Questo stato di continua conflittualità non ha creato le condizioni per lo sviluppo, ma ha depresso l’economia e creato milioni di profughi e sfollati. Il Sudafrica tuttora attrae cospicui flussi di manodopera mozambicana diretti nelle attività estrattive. Occorre poi menzionare anche la funesta contingenza climatico-meteorologica che nel 2000 vide gran parte del paese interessata da inondazioni e straripamenti tali da arrestare definitivamente la ripresa economica. Il FRELIMO ha mantenuto la maggioranza in parlamento divenendo una formazione sostanzialmente liberale. Tutti i presidenti della repubblica Mozambicana hanno militato nel FRELIMO: Samora Machel (già comandante dell’esercito del Fronte), dall’indipendenza del Paese (1975) sino alla sua morte in un incidente aereo (1986); Joaquim Chissano, leader carismatico e abile diplomatico, fautore della pacificazione tra le due formazioni in lotta, dal 1986 al 2005; da ultimo l’attuale presidente, Armando Guebuza.
Oggi il paese, pur mantenendo degli elevati tassi di crescita del Pil, rimane uno dei più poveri dell’intero continente africano. Gli aiuti internazionali (oltre 2 miliardi di dollari Usa) sono fondamentali per l’economia molto fragile del Mozambico.

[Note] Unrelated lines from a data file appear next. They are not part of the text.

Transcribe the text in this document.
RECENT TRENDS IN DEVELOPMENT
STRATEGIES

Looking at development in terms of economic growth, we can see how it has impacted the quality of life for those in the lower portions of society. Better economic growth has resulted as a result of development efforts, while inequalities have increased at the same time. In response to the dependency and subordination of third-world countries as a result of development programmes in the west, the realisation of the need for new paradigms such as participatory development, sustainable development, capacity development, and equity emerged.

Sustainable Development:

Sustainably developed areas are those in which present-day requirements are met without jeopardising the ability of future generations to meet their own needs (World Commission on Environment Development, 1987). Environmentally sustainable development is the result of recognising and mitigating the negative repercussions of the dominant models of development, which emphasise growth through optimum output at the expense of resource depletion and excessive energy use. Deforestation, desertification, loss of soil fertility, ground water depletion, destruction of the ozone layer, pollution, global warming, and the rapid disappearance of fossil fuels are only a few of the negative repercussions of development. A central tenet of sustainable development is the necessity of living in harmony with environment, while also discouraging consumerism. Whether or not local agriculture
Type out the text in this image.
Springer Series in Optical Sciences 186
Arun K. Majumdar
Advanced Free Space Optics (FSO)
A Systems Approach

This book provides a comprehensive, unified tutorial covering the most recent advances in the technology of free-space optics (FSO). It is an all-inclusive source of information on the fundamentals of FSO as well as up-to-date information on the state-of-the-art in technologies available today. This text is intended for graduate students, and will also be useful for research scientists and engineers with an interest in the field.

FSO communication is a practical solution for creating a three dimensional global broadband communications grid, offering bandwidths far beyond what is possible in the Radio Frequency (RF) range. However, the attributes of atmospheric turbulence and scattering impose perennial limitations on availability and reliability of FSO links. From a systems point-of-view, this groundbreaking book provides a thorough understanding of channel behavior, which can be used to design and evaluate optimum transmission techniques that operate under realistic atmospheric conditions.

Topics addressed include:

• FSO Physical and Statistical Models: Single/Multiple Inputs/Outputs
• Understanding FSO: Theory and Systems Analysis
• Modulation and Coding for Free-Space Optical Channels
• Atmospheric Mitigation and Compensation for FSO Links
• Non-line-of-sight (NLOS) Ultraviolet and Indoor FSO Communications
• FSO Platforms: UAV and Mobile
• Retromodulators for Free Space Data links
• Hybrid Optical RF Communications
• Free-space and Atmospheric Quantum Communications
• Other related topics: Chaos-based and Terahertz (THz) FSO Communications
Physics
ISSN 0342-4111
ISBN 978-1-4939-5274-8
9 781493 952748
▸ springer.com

La maggior parte della popolazione attiva è occupata nel settore primario (circa l’80 per cento) che però contribuisce soltanto per un quarto alla formazione del Pil, evidenziando quindi la grande debolezza e bassa produttività del settore. Vengono privilegiate le colture commerciali: canna da zucchero, cotone, tè, palma da cocco, arachidi, ananas, banane. Il settore industriale, ancora molto poco sviluppato, annovera diverse aziende dedite alla lavorazione dei prodotti agro-alimentari. Le importanti risorse di gas e di petrolio stanno attraendo investimenti stranieri, soprattutto cinesi. Come è ben risaputo la Cina ha necessità energetiche crescenti, e la presenza di compagnie e di tecnici cinesi può rappresentare un elemento di sviluppo economico non trascurabile nell’economia del paese. Il Mozambico è al 165esimo posto nella classifica dell’Isu, ponendosi quindi tra i paesi più arretrati della speciale classifica. Il reddito pro-capite molto basso, la mortalità infantile, l’analfabetismo, la diffusione di gravi malattie infettive e la grave indigenza di larghi strati della popolazione, nonché la bassa speranza di vita alla nascita (circa 40 anni) rendono le condizioni di vita molto difficili. Nel 2010 si sono registrati episodi di violenza e pesanti rivolte della popolazione, culminate in scontri con l’esercito, dovuti ai rincari insostenibili dei prezzi dei beni di prima necessità, come il pane, causati dall’inflazione galoppante della moneta locale, il metical.